Fueled by an article in the Harrisburg Patriot-News by young reporter Sara Ganim (who would win a Pulitzer Prize for her reporting on the story), the lit match roars into a full-out conflagration in a matter of days. Ganim, portrayed effectively but somewhat listlessly by Riley Keough, serves as the film’s engine room. She found the first of Sandusky’s victims, Aaron Fisher (a convincing Benjamin Cook), who is willing to speak out about this abuse. Her story sparked a full-on barrage from the national media and outrage across the land.

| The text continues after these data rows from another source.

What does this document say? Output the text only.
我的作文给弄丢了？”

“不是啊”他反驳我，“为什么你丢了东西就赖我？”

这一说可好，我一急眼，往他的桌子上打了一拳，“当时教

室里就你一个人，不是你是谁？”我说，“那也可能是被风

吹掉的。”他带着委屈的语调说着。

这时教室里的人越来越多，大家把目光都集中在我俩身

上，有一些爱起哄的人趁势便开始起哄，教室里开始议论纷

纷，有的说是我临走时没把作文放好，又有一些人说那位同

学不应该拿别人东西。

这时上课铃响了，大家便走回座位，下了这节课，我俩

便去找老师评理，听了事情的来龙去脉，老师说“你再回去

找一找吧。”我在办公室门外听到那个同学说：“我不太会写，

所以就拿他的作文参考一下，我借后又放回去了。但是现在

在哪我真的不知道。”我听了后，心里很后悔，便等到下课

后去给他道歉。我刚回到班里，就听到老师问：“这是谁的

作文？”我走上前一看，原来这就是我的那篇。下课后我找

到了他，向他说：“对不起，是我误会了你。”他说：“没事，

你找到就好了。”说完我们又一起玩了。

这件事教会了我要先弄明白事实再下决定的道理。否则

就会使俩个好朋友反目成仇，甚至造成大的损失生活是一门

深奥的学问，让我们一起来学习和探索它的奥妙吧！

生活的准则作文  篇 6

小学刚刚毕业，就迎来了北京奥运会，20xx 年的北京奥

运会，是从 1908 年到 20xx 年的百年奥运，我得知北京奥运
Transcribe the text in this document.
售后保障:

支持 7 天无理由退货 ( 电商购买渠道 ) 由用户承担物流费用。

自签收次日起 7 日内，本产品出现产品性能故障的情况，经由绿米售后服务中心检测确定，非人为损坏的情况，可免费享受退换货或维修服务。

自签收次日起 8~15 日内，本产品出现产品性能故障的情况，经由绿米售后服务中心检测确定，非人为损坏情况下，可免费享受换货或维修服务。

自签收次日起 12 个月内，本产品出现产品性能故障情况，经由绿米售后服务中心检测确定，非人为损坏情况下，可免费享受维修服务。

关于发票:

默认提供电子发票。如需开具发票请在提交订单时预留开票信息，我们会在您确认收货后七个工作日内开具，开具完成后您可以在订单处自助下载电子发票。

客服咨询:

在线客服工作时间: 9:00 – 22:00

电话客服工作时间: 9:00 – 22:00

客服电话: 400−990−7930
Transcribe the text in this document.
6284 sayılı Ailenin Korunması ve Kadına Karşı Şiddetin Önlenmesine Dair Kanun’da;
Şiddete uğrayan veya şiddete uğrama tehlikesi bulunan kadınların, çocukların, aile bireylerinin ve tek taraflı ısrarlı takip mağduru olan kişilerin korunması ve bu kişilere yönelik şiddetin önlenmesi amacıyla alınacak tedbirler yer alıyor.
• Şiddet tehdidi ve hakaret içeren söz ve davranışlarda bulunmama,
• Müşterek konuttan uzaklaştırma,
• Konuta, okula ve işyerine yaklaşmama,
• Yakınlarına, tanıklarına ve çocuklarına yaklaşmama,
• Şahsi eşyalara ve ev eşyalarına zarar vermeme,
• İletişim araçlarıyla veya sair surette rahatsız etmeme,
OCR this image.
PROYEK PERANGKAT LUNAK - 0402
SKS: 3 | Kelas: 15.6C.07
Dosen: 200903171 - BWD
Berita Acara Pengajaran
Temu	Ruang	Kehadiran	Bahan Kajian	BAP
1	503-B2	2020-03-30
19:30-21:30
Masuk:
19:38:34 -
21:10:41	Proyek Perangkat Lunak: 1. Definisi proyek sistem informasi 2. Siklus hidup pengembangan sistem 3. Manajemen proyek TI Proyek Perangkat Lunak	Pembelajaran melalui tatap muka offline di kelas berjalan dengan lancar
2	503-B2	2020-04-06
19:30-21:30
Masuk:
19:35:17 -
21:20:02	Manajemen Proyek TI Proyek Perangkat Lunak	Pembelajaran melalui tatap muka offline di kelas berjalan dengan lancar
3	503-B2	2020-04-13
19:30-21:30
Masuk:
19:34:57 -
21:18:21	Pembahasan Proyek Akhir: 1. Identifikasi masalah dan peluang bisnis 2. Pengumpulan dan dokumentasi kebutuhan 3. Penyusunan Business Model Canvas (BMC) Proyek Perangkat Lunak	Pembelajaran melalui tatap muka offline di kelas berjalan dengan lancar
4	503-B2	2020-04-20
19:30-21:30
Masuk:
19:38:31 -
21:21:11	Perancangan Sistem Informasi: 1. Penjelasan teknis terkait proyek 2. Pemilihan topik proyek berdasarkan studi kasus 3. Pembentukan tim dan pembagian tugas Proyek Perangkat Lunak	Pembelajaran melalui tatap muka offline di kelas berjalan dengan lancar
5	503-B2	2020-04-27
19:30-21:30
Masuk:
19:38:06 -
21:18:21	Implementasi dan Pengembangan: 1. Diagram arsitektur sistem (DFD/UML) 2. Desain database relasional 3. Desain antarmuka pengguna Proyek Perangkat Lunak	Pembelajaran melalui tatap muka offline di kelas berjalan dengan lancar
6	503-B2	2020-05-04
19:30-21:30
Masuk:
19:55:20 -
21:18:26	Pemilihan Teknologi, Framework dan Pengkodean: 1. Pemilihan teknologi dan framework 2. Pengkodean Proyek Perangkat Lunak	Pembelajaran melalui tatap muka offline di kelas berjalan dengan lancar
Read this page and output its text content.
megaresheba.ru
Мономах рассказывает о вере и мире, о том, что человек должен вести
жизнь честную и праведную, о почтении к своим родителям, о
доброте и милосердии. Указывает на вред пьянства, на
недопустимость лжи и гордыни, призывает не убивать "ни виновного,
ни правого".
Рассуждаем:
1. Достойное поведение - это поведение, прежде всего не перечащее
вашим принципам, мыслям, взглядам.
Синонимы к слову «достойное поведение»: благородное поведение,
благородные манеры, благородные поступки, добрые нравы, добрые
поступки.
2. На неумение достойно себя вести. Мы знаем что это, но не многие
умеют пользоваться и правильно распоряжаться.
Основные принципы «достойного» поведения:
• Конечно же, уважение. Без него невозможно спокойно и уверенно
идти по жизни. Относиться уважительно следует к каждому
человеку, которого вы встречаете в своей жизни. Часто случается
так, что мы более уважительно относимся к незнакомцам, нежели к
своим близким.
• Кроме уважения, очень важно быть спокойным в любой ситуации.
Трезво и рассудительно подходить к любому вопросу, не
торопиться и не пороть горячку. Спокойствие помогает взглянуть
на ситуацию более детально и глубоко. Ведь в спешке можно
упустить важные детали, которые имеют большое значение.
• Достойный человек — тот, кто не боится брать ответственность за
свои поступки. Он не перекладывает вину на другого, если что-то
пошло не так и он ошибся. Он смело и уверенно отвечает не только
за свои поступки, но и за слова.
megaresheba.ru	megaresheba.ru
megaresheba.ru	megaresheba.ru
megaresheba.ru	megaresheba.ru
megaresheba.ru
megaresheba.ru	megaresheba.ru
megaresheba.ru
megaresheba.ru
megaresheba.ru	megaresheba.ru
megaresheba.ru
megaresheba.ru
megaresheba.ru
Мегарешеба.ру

While the movie is ostensibly about what happens when the legend overwhelms the man, the film fails to connect beyond the sense of moral outrage that permeated the entire affair. What we want is for Pacino to convey something deeper, something illuminating about the fall of the hero from the highest reaches of the gods. Is Paterno truly struggling and suffering over his willful and disgraceful inaction? If there is any expression of shame, it is in an overlong, sophomoric montage of Paterno moving about his bedroom and bathroom in apparent existential agony. It is a cheap and ineffective cliché and offers the viewer no connection to the man’s inner struggle. For much of the movie the looming game with Nebraska is all that seems to consume the coach. Apparently, the pathos, the agony of the scores of Sandusky’s young victims, means little to Paterno. He literally suggests to his admirers that they pray for the victims. Thoughts and prayers, oh my.
For Pacino, among the greatest actors of his generation, this performance falls a few key yards short of the goal line. In the end, Paterno was “exhausted, discouraged,” as he wrote about Aeneas, but he failed in the great struggle within himself to “renew any kind of faith in the fata, in the voices of his destiny.” If the film could have taken us there, it would have been a touchdown.
Glenn Rifkin is a veteran journalist and author who has covered business for many publications including The New York Times for nearly 30 years. He has written about music, film, theater, food and books for The Arts Fuse. His new book Future Forward: Leadership Lessons from Patrick McGovern, the Visionary Who Circled the Globe and Built a Technology Media Empire will be published by McGraw-Hill in September.